Some aspects I loved in particular—Lombardo’s writing is stunning without becoming overwrought. I mean: “his arrival was a bang, a bird against glass.” And her depiction of early motherhood. When I was a new mom, I thought nobody wrote about early motherhood—the struggles and the love paired together in such a confusing way. I think I was just not drawn to those books until I could relate to them, but now I’m always grateful to find stories that relate to my complicated experience.

Anyway, a lot of you will probably think this is boring, if online reviews can be believed, but this is my favorite book I’ve read this year. 
challenging emotional reflective sad medium-paced
Plot or Character Driven: Character
Strong character development: Yes
Loveable characters: Complicated
Diverse cast of characters: No
Flaws of characters a main focus: Yes

I was really excited to read this book because of how much I loved her debut. This book was a little slower and mundane by comparison. I think that is by design. I found myself frustrated at times by the descriptions of everyday ordinary life goings on but then realized that is what creates some of the tension that Julia experiences throughout her life. I found Alma to be very unlikable, and her behavior was cringy in trying to demonstrate a “typical teenager”. That might be cultural. I didn’t cuss at or with my parents and my children didn’t either. I don’t think that level of entitlement would have been tolerated either. Most of the interactions with Alma involved, while I understand the point, just left me disliking her more and more. And her parents rarely, if ever, addressed her behavior. Julia’s relationship with her mother was at the center of everything and I wished more of that was revealed sooner because the relationship with Helen felt very disjointed for the first half of the story.  All of Julia’s relationships were very intriguing and he m glad we got to know the inter-workings of them all. That said, this book is really long, and I was bored at times. I really do enjoy the authors writing style and I think the beautiful writing is what keeps me turning the pages. I did shed some tears at the end and I think that’s a testament to how well-developed the characters are and how vested in their lives I became. 
challenging emotional hopeful reflective sad slow-paced
emotional reflective tense medium-paced
Plot or Character Driven: Character
Strong character development: Yes
Loveable characters: Yes
Diverse cast of characters: No
Flaws of characters a main focus: Yes

My review feels unfair. I went from a fantasy genre where I was obsessed, to this. It was like a screeching stop and I found myself just getting through it and not fully enjoying it. Again, I did this to myself.
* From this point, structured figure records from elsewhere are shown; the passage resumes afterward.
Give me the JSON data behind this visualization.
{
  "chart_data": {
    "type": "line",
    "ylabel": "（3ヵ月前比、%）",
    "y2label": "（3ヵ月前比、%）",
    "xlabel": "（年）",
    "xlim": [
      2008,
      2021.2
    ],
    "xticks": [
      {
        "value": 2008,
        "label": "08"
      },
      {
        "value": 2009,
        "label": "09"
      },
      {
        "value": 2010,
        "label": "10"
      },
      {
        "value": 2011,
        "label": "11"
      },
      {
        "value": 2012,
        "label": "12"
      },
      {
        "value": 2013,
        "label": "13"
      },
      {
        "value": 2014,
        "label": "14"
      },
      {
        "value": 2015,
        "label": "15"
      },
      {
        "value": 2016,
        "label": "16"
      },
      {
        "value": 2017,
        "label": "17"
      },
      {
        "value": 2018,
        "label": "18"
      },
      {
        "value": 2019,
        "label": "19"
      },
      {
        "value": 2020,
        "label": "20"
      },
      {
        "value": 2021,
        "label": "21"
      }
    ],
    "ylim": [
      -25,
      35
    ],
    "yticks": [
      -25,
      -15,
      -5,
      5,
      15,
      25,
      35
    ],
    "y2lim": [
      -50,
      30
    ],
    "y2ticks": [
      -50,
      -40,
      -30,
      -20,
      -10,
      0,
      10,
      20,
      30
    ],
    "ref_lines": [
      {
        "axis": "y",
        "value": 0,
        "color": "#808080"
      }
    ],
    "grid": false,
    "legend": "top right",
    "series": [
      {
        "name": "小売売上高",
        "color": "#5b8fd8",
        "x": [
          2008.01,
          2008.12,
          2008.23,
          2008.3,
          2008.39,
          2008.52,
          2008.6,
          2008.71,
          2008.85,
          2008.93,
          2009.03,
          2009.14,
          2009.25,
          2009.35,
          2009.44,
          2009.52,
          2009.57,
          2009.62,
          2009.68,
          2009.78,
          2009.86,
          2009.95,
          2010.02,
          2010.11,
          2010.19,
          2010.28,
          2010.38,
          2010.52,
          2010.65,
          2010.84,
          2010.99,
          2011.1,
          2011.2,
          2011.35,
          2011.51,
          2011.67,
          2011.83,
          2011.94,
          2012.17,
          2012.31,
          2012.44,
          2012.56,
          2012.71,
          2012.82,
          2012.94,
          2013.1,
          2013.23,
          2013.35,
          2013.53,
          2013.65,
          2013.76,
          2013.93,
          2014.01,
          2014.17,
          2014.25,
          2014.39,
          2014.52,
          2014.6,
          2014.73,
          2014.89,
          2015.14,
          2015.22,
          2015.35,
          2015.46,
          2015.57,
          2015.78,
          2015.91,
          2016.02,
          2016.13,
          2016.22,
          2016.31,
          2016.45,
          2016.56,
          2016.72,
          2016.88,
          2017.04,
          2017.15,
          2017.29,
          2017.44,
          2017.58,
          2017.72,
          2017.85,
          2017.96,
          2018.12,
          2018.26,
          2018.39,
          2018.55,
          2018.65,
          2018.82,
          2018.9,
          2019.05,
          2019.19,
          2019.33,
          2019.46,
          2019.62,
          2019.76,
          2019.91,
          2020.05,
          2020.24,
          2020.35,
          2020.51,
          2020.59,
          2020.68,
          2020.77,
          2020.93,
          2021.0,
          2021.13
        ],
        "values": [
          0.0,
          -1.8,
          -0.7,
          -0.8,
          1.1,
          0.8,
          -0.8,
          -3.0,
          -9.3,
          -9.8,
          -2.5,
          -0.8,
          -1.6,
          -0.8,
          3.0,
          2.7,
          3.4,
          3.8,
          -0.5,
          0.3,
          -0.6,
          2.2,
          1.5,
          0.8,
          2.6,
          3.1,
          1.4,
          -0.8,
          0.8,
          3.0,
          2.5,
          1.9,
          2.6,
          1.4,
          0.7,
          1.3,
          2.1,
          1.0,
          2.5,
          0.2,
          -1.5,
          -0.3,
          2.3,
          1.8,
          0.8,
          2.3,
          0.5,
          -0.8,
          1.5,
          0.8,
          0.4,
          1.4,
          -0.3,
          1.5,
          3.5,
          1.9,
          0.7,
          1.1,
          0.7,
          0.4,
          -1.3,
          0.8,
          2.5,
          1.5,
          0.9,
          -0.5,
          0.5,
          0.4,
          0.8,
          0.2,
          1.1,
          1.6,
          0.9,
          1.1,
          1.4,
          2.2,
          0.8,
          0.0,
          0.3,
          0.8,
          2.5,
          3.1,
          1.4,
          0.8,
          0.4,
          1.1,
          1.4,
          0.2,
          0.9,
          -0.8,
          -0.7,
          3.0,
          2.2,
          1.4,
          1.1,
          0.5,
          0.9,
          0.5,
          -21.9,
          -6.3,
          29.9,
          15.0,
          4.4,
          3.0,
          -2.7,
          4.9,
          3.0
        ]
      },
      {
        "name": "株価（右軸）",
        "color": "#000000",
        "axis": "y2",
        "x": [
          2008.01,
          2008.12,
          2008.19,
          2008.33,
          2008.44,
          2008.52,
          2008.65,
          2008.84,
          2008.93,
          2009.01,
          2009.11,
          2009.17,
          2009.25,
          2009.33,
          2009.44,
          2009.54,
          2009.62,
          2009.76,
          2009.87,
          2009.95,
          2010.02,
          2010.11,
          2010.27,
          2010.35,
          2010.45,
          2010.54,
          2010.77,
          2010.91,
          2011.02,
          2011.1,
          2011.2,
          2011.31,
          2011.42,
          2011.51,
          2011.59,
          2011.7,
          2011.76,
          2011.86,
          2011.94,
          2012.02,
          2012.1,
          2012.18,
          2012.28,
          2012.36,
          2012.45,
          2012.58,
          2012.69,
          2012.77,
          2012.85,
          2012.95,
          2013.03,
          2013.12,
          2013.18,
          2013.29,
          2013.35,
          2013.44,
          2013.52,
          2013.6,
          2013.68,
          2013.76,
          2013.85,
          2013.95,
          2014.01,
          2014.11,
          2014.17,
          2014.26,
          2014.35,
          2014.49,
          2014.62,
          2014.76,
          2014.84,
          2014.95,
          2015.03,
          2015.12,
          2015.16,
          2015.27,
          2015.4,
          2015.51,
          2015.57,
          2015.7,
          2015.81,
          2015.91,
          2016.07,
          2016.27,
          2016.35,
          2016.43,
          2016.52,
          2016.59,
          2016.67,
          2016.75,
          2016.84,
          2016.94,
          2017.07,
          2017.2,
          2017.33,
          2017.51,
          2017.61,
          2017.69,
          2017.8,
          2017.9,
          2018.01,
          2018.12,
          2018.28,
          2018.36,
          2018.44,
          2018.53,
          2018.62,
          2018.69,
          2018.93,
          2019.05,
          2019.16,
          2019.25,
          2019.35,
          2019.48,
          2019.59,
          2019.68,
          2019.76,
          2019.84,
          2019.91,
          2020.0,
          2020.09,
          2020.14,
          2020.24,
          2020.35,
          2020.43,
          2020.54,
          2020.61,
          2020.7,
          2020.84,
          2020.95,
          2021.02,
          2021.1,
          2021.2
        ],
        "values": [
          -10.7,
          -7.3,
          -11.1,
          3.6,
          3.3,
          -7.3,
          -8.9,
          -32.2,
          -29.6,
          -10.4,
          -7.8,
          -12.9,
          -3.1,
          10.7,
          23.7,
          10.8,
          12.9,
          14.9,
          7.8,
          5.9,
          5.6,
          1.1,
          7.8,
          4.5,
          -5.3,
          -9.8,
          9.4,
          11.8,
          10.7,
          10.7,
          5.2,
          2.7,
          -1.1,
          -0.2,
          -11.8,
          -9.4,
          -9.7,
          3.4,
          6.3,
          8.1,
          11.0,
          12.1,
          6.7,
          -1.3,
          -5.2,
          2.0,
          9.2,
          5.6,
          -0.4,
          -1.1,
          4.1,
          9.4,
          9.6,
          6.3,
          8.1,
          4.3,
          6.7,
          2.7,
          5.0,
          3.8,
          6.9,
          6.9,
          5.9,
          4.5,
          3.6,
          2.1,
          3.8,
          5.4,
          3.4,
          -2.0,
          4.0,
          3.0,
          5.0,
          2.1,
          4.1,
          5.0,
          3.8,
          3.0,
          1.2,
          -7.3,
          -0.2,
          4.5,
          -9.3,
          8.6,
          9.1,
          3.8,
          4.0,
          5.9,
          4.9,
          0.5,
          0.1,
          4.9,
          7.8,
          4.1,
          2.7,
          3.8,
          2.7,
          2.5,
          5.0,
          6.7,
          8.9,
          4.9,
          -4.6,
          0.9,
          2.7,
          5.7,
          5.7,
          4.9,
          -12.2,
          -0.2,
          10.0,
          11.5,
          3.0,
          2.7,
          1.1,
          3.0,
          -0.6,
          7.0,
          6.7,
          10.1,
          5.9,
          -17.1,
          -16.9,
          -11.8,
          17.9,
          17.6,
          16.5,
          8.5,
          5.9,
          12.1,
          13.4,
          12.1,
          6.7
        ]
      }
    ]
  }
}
Julia was very hard to like in the beginning. But giving it time my empathy grew a smidge as well.


I received an ARC from Netgalley in exchange for an honest review.
SAME AS IT EVER WAS is either the most or least depressing title possible, depending on your reading of this book by Claire Lombardo, whose novel follows Julia and her family. The title raises the central questions: Do people really change? Is loving life a matter of deciding to appreciate what you have? Is loving and being loved enough? What do people need in order to live a fulfilling life? These evergreen questions felt somehow simultaneously well-trod and fresh in this story.
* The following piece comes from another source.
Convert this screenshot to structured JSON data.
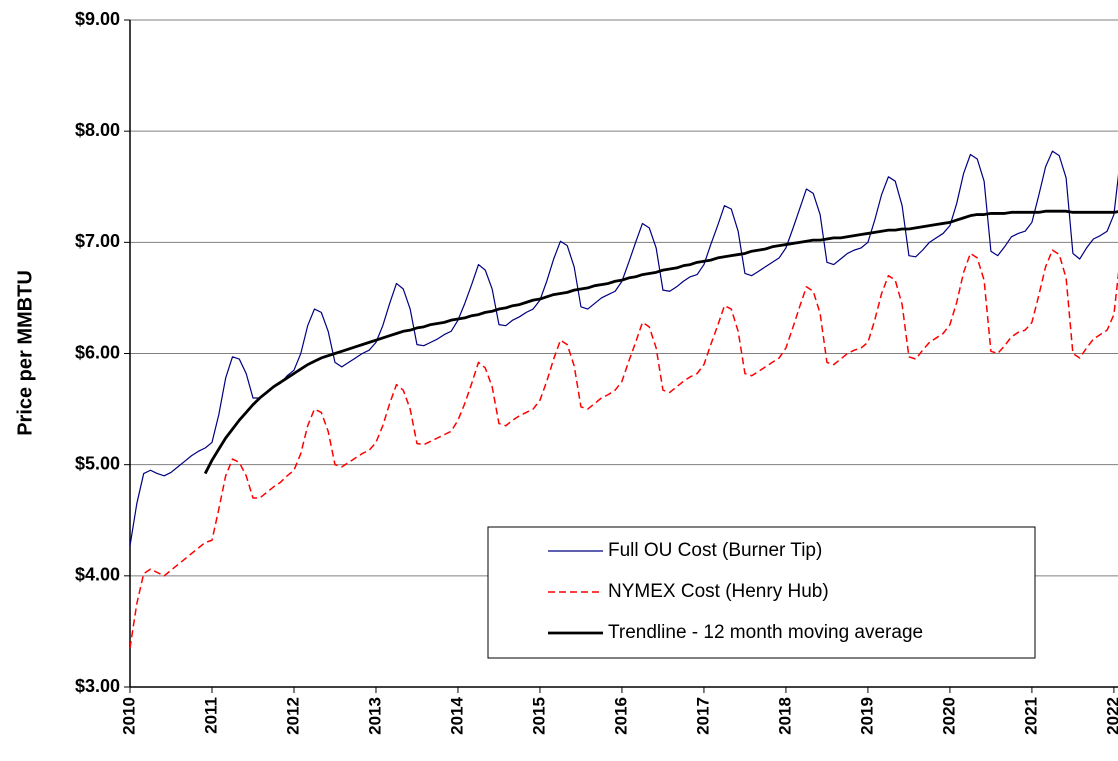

The book begins and ends with Julia’s life in the present, when her two children are about to graduate high school and are finishing college, but spends a lot of time in Julia’s life when she was new to being a mother and some time with Julia as a child. The parts about new motherhood were both the most affecting and realistic, though that could be more about me than about the writing. One thing I appreciated throughout was that there was drama and some action in this book, but it all felt true to life in that life goes on. Big choices were made and relationships stretched or evolved or paused, but the world kept turning. I think this book also did a nice job of showing a range of parent-child relationships without necessarily labeling some as good or bad (though there was a bit of that from the characters), but moreso exploring what characters wanted and could and could not get from the people around them.
This isn’t a very happy book overall- one of the happiest moments near the end even had me sobbing- but I would recommend it.